The first sounds of trouble came shortly before midnight when gunfire abruptly shattered the raucous gaiety of Tel Aviv's waterfront, a center of the city's night life. After killing a passing Israeli soldier who fired at them as they came up off the beach from their rubber dinghy, the commandos, loaded down with rucksacks and Kalashnikov rifles, ran down Samuel Esplanade, the main shore drive, firing at a movie theater and tossing grenades at a wedding hall. Passers-by fled in all directions, but few suspected an Arab attack. Said Gabi Edri, 17, a waiter at a wedding reception: "We thought they were criminals with a score to settle."

Passing the large seafront Ambassador Hotel, the guerrillas turned down a side street to the colorful but seedy 28-room Savoy, a favorite spot for higher-priced prostitutes. By then the whole neighborhood was aroused. Alya Me-shali, 18, heard the noise and stepped out of her home to see what it was. A bullet struck her, blowing away most of one leg. Sofia Gamliel, an Arabic-speaking native of Morocco, went to the window and was surprised to hear the guerrillas talking below. "They went across the street to the hotel," said Mrs. Gamliel, "and then I saw through my window shutter bullets of all colors in the sky."

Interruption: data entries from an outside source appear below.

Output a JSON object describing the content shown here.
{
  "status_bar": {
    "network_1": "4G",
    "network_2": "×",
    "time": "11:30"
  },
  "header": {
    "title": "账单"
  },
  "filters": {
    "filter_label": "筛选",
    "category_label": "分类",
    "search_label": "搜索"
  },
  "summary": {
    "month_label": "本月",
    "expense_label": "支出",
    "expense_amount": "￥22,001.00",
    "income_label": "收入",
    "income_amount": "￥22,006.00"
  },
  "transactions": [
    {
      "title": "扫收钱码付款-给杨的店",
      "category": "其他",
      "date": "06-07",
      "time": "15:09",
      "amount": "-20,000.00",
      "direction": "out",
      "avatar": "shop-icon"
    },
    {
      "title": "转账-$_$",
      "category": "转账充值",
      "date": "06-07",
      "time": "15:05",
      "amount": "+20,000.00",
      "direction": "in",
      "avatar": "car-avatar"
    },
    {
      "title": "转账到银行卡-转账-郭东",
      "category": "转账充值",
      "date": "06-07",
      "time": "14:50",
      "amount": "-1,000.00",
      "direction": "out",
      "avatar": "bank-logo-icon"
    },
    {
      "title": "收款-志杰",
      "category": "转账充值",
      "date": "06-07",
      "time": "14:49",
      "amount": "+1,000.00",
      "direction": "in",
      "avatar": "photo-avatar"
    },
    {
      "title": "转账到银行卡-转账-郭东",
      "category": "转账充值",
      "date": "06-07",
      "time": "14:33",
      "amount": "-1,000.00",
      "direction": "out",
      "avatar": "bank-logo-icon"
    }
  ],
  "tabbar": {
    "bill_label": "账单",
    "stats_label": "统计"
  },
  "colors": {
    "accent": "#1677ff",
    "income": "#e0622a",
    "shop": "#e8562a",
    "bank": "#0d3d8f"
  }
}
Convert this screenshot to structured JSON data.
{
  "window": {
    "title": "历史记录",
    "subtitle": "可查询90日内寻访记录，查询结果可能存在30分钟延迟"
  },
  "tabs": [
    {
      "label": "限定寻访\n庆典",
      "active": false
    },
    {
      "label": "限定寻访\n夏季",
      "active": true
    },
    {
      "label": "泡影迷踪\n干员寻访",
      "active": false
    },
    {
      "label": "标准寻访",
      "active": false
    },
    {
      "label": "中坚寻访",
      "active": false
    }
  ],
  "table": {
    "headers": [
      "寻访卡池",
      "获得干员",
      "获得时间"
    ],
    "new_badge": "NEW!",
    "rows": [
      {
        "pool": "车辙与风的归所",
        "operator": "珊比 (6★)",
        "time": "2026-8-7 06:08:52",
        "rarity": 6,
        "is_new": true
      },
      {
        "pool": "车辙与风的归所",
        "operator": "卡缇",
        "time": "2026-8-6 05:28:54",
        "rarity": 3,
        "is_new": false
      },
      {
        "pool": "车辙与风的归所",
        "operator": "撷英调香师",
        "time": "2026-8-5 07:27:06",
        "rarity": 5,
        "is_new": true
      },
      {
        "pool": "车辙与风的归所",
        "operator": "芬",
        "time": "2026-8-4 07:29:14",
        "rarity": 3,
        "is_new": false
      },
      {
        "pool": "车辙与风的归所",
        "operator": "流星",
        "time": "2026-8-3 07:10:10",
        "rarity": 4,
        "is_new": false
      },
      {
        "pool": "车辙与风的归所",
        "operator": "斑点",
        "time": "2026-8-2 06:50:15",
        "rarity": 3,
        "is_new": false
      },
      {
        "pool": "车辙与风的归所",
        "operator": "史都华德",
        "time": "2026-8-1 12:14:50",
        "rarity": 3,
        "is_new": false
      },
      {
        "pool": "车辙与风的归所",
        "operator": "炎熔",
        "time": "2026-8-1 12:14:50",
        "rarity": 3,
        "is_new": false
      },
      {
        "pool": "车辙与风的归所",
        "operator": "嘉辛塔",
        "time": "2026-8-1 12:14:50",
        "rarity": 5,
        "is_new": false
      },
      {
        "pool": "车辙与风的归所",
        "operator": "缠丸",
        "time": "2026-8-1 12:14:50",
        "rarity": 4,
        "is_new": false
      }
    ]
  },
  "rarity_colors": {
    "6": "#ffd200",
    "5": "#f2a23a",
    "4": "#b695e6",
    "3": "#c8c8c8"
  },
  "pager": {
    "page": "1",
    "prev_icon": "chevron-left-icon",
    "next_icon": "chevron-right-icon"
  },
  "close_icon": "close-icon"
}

The commandos stormed into the hotel with guns blazing, killing the desk clerk and a woman guest on the spot. Going from room to room, they quickly rounded up hostages and took them to the fourth floor. Among them were Kochava Levi, 30, a petite, black-haired prostitute who had ducked into the Savoy earlier to avoid a police roundup, and Avrahim Azikri, 28, an interior decorator and a guest in the hotel. "They told us if we behaved, everything would be okay," Azikri recalled later. "But when I heard the Israeli troops starting their attack, I thought it was every man for himself. The Arabs had put dynamite next to the wall, and I knew they meant to explode it. So I ran into a bathroom and crouched between two walls. When the dynamite went off, plaster fell over me, but ex cept for a shrapnel wound in my shoulder, I was okay."

Immediately after the guerrillas seized the hotel, Israeli police and soldiers began pouring into the area. Houses adjacent to the Savoy were evacuated. Around the corner, army medical teams set up field hospitals and aid stations. Swarms of neighborhood kids and late-night revelers gathered to watch the action as armored cars took up positions at either end of the street. K-9 corpsmen with German shepherds stationed themselves in alleyways to make sure none of the commandos escaped.